The icon, as a major kind of medieval painting, made great advance in Ukraine. Like many Slavic countries, Ukraine belonged to the area of cultures that grew from the common Byzantine root. Maturing under the spiritual protection of Byzantium, assimilating its aesthetic and artistic ideals, the Ukrainian icon developed gradually its own style, its artistic peculiarities and grew into an independent national school that took its own niche among other European schools of art of the middle Ages.
The sources of the Ukrainian icon go back to the time of Kyivan Rus, which inherited high artistic achievements of Byzantium. In this young state that succeeded in the magnificent flourishing of all kinds of art, general artistic standards and forms were developed for all its lands. Kyiv became the main centre of icon painting where the majority of icons of the pre-Mongol period, known now, were created. Unfortunately, part of icons is now outside Ukraine. As chronicles testify, in olden times Kyivan icons were taken out by Grand Princes to their lands and patrimonial estates as relics or palladiа. By different ways the icons came to and "settled" in museums of Moscow, St. Petersburg, Novgorod, and Vladimir.
With the adoption of Christianity, first Greek icons came to Kyiv. Chronicles gave many facts of bringing icons from Byzantium, which began during the reign of Prince Volodymyr the Great and went on under his descendants. Famous icons The Mother of God Eleusa (of Vladimir) and The Mother of God Hodegetria (Pyrogoscha, now lost) were taken to Kyiv from Constantinople by Prince Mstyslav Yaroslavych.
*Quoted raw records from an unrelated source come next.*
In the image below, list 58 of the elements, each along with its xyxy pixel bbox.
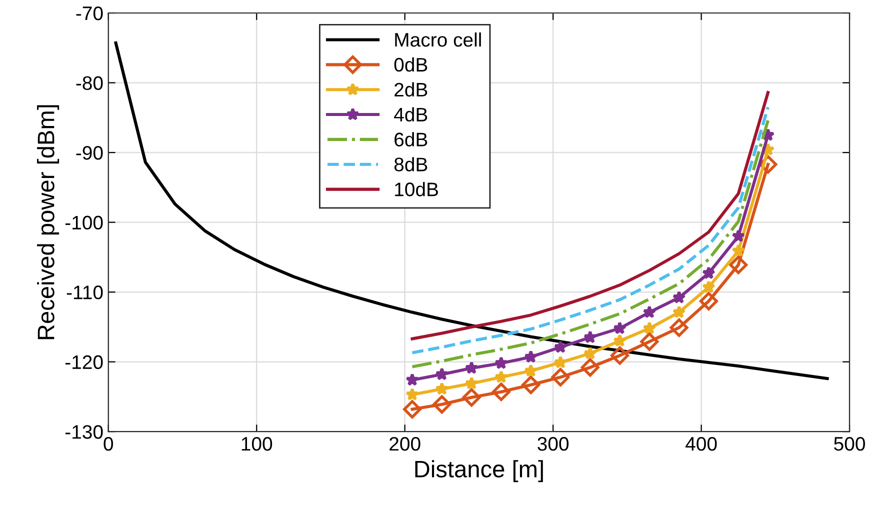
point [732, 244, 746, 257]
y-tick-label: -90 [76, 146, 103, 160]
y-axis-title: Received power [dBm] [37, 105, 60, 340]
y-tick-label: -100 [65, 216, 103, 230]
point [406, 388, 419, 401]
point [640, 332, 659, 351]
point [522, 376, 540, 394]
point [524, 364, 538, 377]
point [524, 350, 538, 363]
point [613, 334, 626, 347]
y-tick-label: -130 [65, 425, 103, 439]
point [464, 361, 478, 374]
legend-label: 2dB [394, 82, 428, 97]
legend-label: 10dB [395, 182, 438, 196]
point [580, 358, 600, 377]
point [554, 356, 568, 368]
point [699, 292, 718, 310]
point [494, 356, 508, 370]
point [702, 280, 716, 294]
x-tick-label: 500 [834, 436, 865, 451]
point [702, 266, 716, 280]
x-tick-label: 300 [538, 436, 569, 451]
y-tick-label: -80 [76, 76, 103, 90]
point [403, 400, 422, 419]
legend-label: 8dB [394, 157, 428, 172]
point [464, 376, 478, 390]
point [642, 321, 656, 334]
point [551, 368, 570, 386]
x-tick-label: 400 [686, 436, 717, 451]
x-tick-label: 100 [242, 436, 272, 451]
legend-label: 6dB [394, 132, 428, 146]
point [670, 318, 688, 337]
point [610, 346, 630, 365]
point [613, 321, 626, 334]
point [462, 388, 481, 407]
point [672, 305, 686, 318]
point [729, 256, 748, 274]
point [435, 382, 449, 395]
point [406, 373, 419, 386]
y-tick-label: -120 [65, 355, 103, 370]
point [492, 382, 510, 402]
point [642, 305, 656, 318]
point [732, 229, 746, 242]
legend-label: 0dB [394, 57, 428, 72]
x-tick-label: 0 [104, 436, 114, 451]
point [432, 395, 452, 414]
point [583, 330, 597, 344]
legend-label: Macro cell [395, 32, 481, 47]
point [583, 346, 597, 360]
x-axis-title: Distance [m] [415, 460, 543, 482]
point [672, 290, 686, 304]
point [554, 340, 568, 354]
y-tick-label: -70 [76, 6, 103, 20]
x-tick-label: 200 [390, 436, 420, 451]
y-tick-label: -110 [66, 286, 103, 300]
legend-label: 4dB [394, 107, 428, 122]
point [494, 370, 508, 384]
point [435, 367, 449, 380]
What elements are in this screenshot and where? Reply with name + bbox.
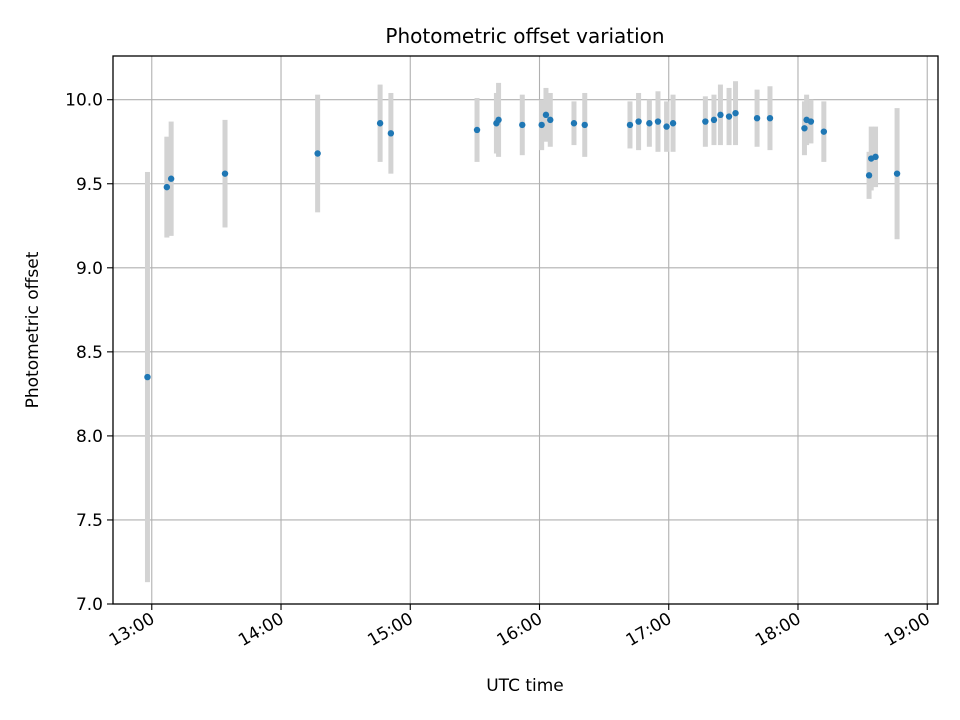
x-tick-label: 13:00 xyxy=(106,609,158,651)
chart-title: Photometric offset variation xyxy=(385,24,664,48)
data-point xyxy=(702,118,709,125)
data-point xyxy=(314,150,321,157)
x-tick-label: 15:00 xyxy=(364,609,416,651)
data-point xyxy=(865,172,873,179)
x-tick-label: 17:00 xyxy=(623,609,675,651)
y-tick-label: 8.5 xyxy=(76,343,103,363)
data-point xyxy=(893,170,901,177)
y-axis-label: Photometric offset xyxy=(23,251,43,408)
data-point xyxy=(872,153,879,161)
data-point xyxy=(542,111,550,119)
y-tick-label: 10.0 xyxy=(65,91,103,111)
data-point xyxy=(387,130,395,137)
y-tick-label: 7.5 xyxy=(76,511,103,531)
data-point xyxy=(547,116,554,124)
error-bars xyxy=(144,81,900,583)
y-axis-ticks: 7.0 7.5 8.0 8.5 9.0 9.5 10.0 xyxy=(65,91,113,615)
y-tick-label: 9.5 xyxy=(76,175,103,195)
data-point xyxy=(167,175,175,182)
data-point xyxy=(710,116,718,124)
x-axis-ticks: 13:00 14:00 15:00 16:00 17:00 18:00 19:00 xyxy=(106,604,934,651)
x-tick-label: 18:00 xyxy=(752,609,804,651)
data-point xyxy=(725,113,733,120)
data-point xyxy=(654,118,662,125)
data-point xyxy=(570,120,578,127)
plot-frame xyxy=(112,55,939,605)
data-point xyxy=(753,114,761,122)
data-point xyxy=(495,116,502,124)
x-tick-label: 14:00 xyxy=(235,609,287,651)
data-point xyxy=(717,111,724,119)
data-point xyxy=(663,123,670,130)
data-point xyxy=(376,120,384,127)
data-point xyxy=(519,121,526,129)
data-point xyxy=(581,121,588,129)
data-point xyxy=(144,373,151,381)
data-point xyxy=(801,125,808,132)
data-point xyxy=(732,109,739,117)
data-point xyxy=(820,128,828,135)
data-point xyxy=(163,183,171,191)
x-tick-label: 19:00 xyxy=(881,609,933,651)
data-point xyxy=(646,120,653,127)
data-point xyxy=(473,126,481,134)
data-point xyxy=(669,120,677,127)
data-points xyxy=(144,109,901,381)
data-point xyxy=(635,118,642,125)
data-point xyxy=(807,118,815,125)
data-point xyxy=(766,114,774,122)
data-point xyxy=(221,170,229,177)
y-tick-label: 9.0 xyxy=(76,259,103,279)
data-point xyxy=(626,121,634,129)
grid-lines xyxy=(113,56,938,605)
y-tick-label: 8.0 xyxy=(76,427,103,447)
data-point xyxy=(538,121,545,129)
x-tick-label: 16:00 xyxy=(494,609,546,651)
x-axis-label: UTC time xyxy=(486,676,564,696)
y-tick-label: 7.0 xyxy=(76,595,103,615)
In 1155 Prince Andrei Bogoliubsky transferred The Mother of God of Vladimir to his capital city of Vladimir-on-Kliazma, later it was taken to Moscow where it has been kept to the present time. Mentioned are also other deeply venerated icons: The Dormition, from the Dormition Cathedral of the Kyiv-Pechersk Lavra, the so-called Mother of God Ihorivska and The Mother of God of Kholm, some of them were reproduced in small metal icons and later copies.
Local artists studied brilliant examples of Byzantine painting and gained experience, adopting aesthetic and artistic canons new for them. Some of them achieved considerable success. Of that time we know only the name of Alimpy an artist from the Kyiv-Pechersk Lavra. The Kyiv-Pechersk Paterikon glorified him as a great icon painter who excelled his Greek teachers in mastery.
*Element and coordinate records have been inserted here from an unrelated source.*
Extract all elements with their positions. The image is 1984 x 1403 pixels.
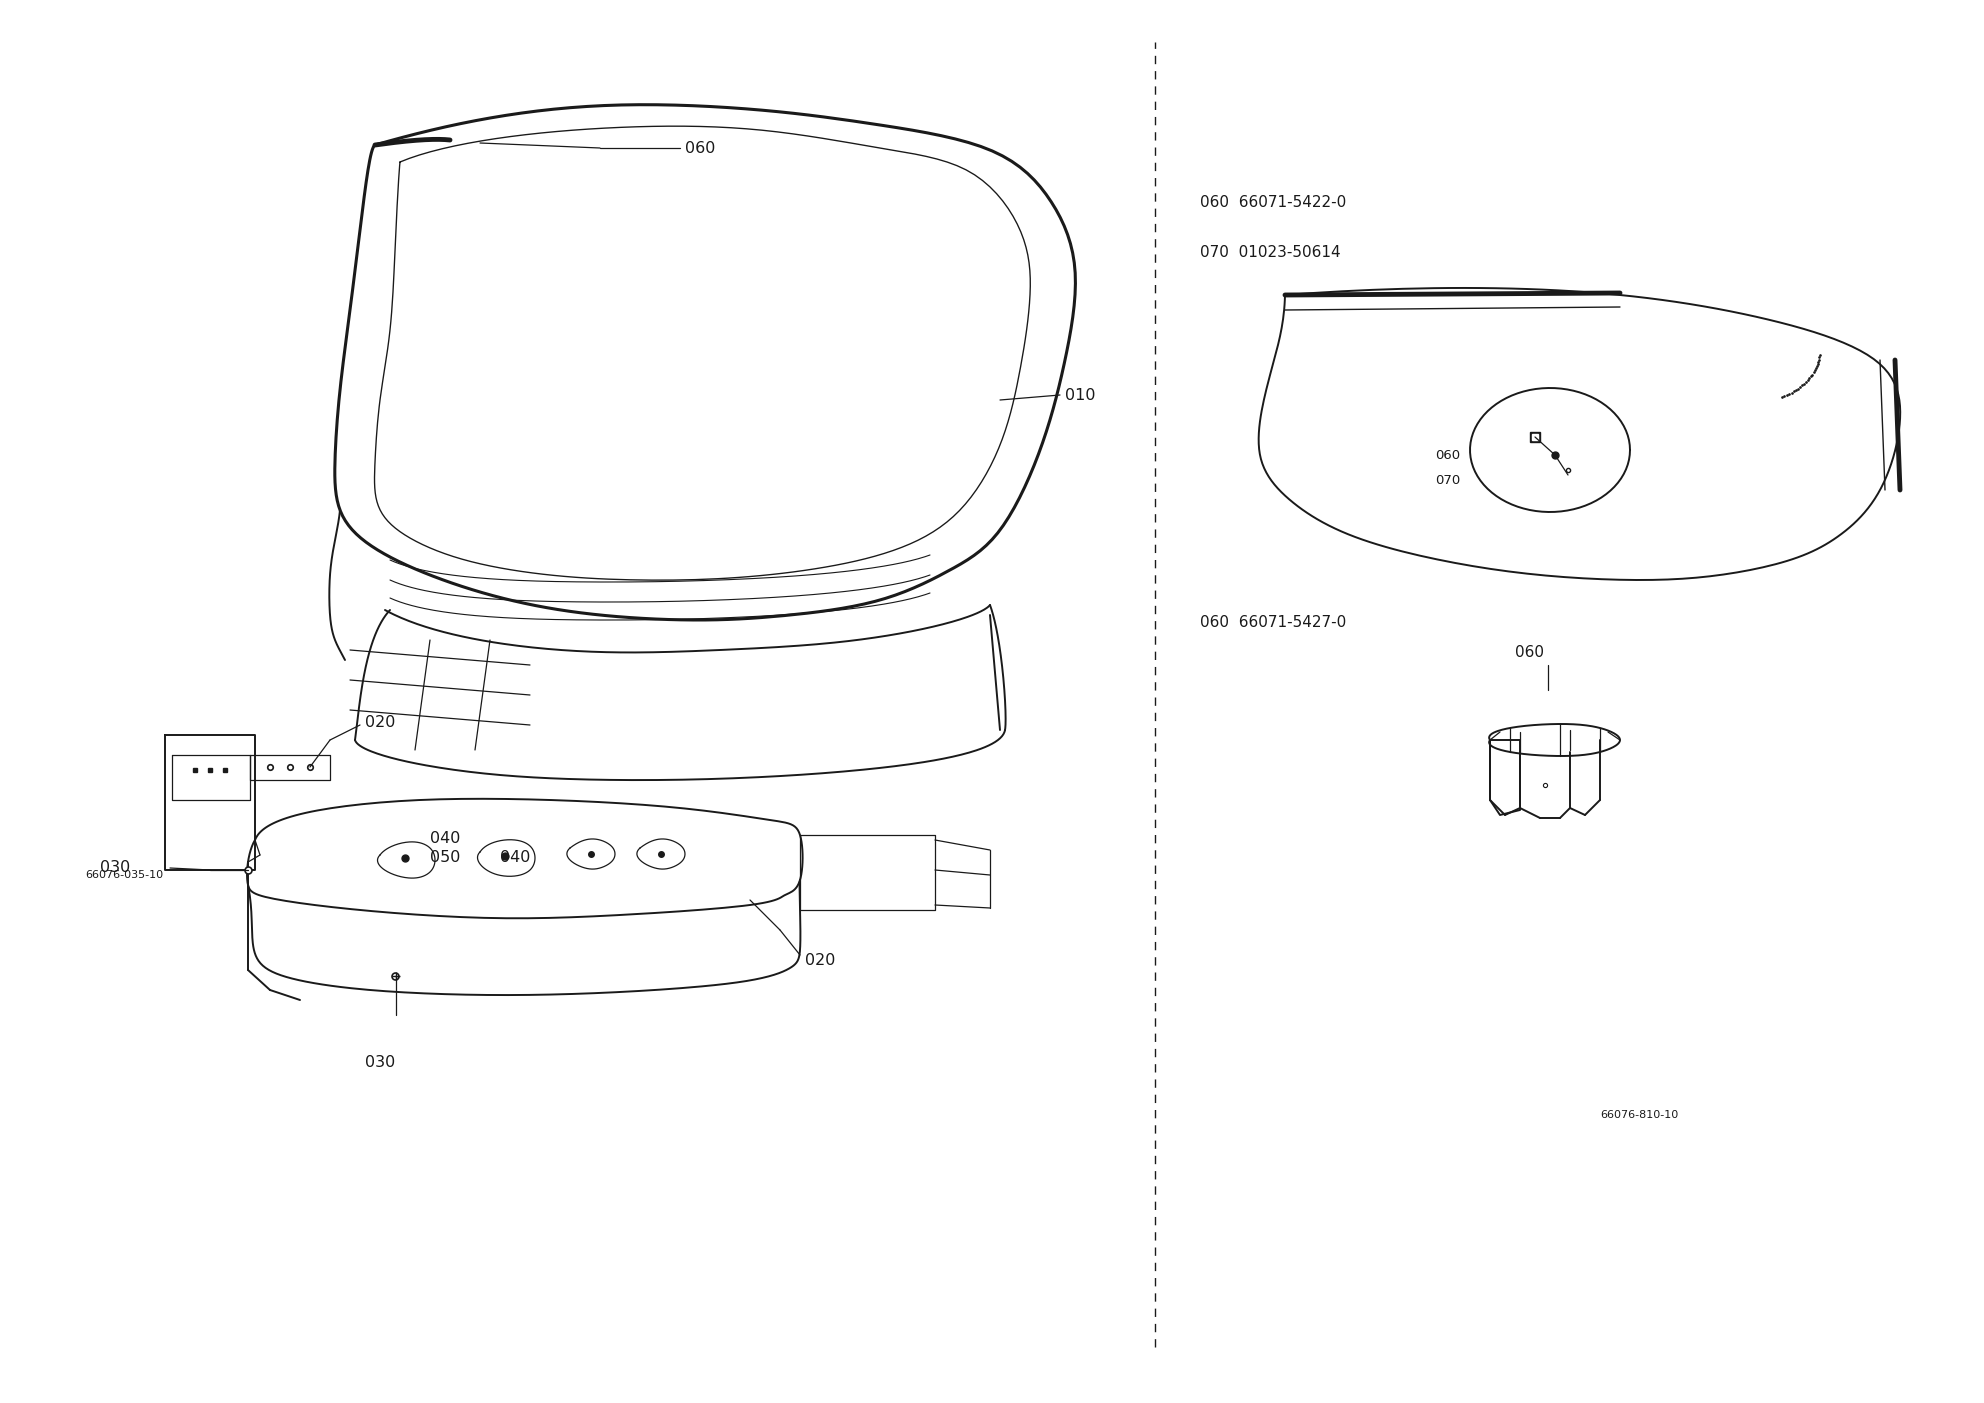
Text: 66076-810-10: 66076-810-10 <box>1599 1110 1678 1120</box>
Text: 030: 030 <box>99 860 131 875</box>
Text: 070: 070 <box>1434 473 1460 487</box>
Text: 030: 030 <box>365 1055 395 1070</box>
Text: 060  66071-5422-0: 060 66071-5422-0 <box>1200 195 1347 210</box>
Text: 060  66071-5427-0: 060 66071-5427-0 <box>1200 615 1347 630</box>
Text: 060: 060 <box>1434 449 1460 462</box>
Text: 020: 020 <box>365 714 395 730</box>
Text: 050: 050 <box>431 850 460 866</box>
Text: 040: 040 <box>500 850 530 866</box>
Text: 060: 060 <box>1516 645 1544 659</box>
Text: 060: 060 <box>684 140 716 156</box>
Text: 020: 020 <box>806 953 835 968</box>
Text: 040: 040 <box>431 831 460 846</box>
Text: 66076-035-10: 66076-035-10 <box>85 870 163 880</box>
Text: 070  01023-50614: 070 01023-50614 <box>1200 246 1341 260</box>
Text: 010: 010 <box>1065 387 1095 403</box>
Communicating with Byzantine culture, the Kyivan state simultaneously assimilated antique heritage. The association with Byzantine art, with its classical traditions can be traced in the relief icon Saint George with Scenes from His Life of the twelfth century. Its provenance is related with the medieval Crimea, namely with St. George's Monastery in Balaklava near ancient Chersoneses which played a major part in the cultural mediation between Constantinople and Kyiv. At that time, the iconography of Saint George as a Roman warrior in military garb with a spear and a shield was canonized in Byzantine art. Such representation of Saint George was introduced into art of Kyivan Rus and other Slavic states and became of the most widespread and venerated images. Kyivan princes also approved of the establishment of the cult of Saint George in whom they saw a patron in war affairs. This explains the wide penetration of this image into all spheres of art: in the eleventh-thirteenth centuries it was represented in cathedral frescoes, icons and figurines, signets-molibdulae, and princely utensils. The treatment of Saint George's image always corresponded to the established canon.
The relief with the representation of Saint George from the museum collection embodies classical Byzantine patterns which local masters followed. In the icon's perfect carving, in the Hellenistic character of Saint George's figure with its beautiful proportions and refined outlines you can feel the echo of antique sculpture. The vividness of the carving is emphasized, first of all, by the successful use of the potentialities of the medium itself—wood, as well as polychromy discovered during the restoration of the relief in the 1960s. Though polychromy has been preserved incompletely, it nevertheless gives an idea of the light pure colors with predominating gold, which lends the representation a noble and refined air. This relief is an example of an early hagiographic icon. Hagiographic cycles became widespread in Kyivan Rus art from the eleventh century (murals in St. George's Chapel in St. Sophia Cathedral in Kyiv). Samples of Byzantine relief wooden icons are very rare now. Therefore, the relief with the representation of Saint George is a unique monument of the Middle Ages.
The small icon The Intercession of the late twelfth — early thirteenth century from Eastern Halychyna draws attention with its unusual iconography and is, perhaps, one of the early versions of this subject. The Byzantine origin of the legend of the miracle at the Blachernae Church of Constantinople gives grounds to think that the first Intercession icons appeared there, though they have not come down to our time. It is considered that in Kyiv, along with the consolidation of the Intercession cult, the formation of the iconography of this subject was going on, the Halych icon is similar to it. By its iconography it differs from the generally known compositions of the Intercession which later became widespread in Ukraine. Saint Mary sits on the throne with the Child in Her bosom and angels hold the pall over Them. The rare iconography of the Halych icon whose old age is confirmed by its paleography as well, testifies to its proximity to the primary source. Its painterly solution, however, is devoid of the plastic refinement of Byzantine icons. Linear, simplified forms and expressive images mark the manner of a local master. The icon is a single monument of Halych painting of the pre-Mongol period. It could be regarded as a certain link in the process of the creation of the Intercession cult, which became very popular in Ukraine in later centuries.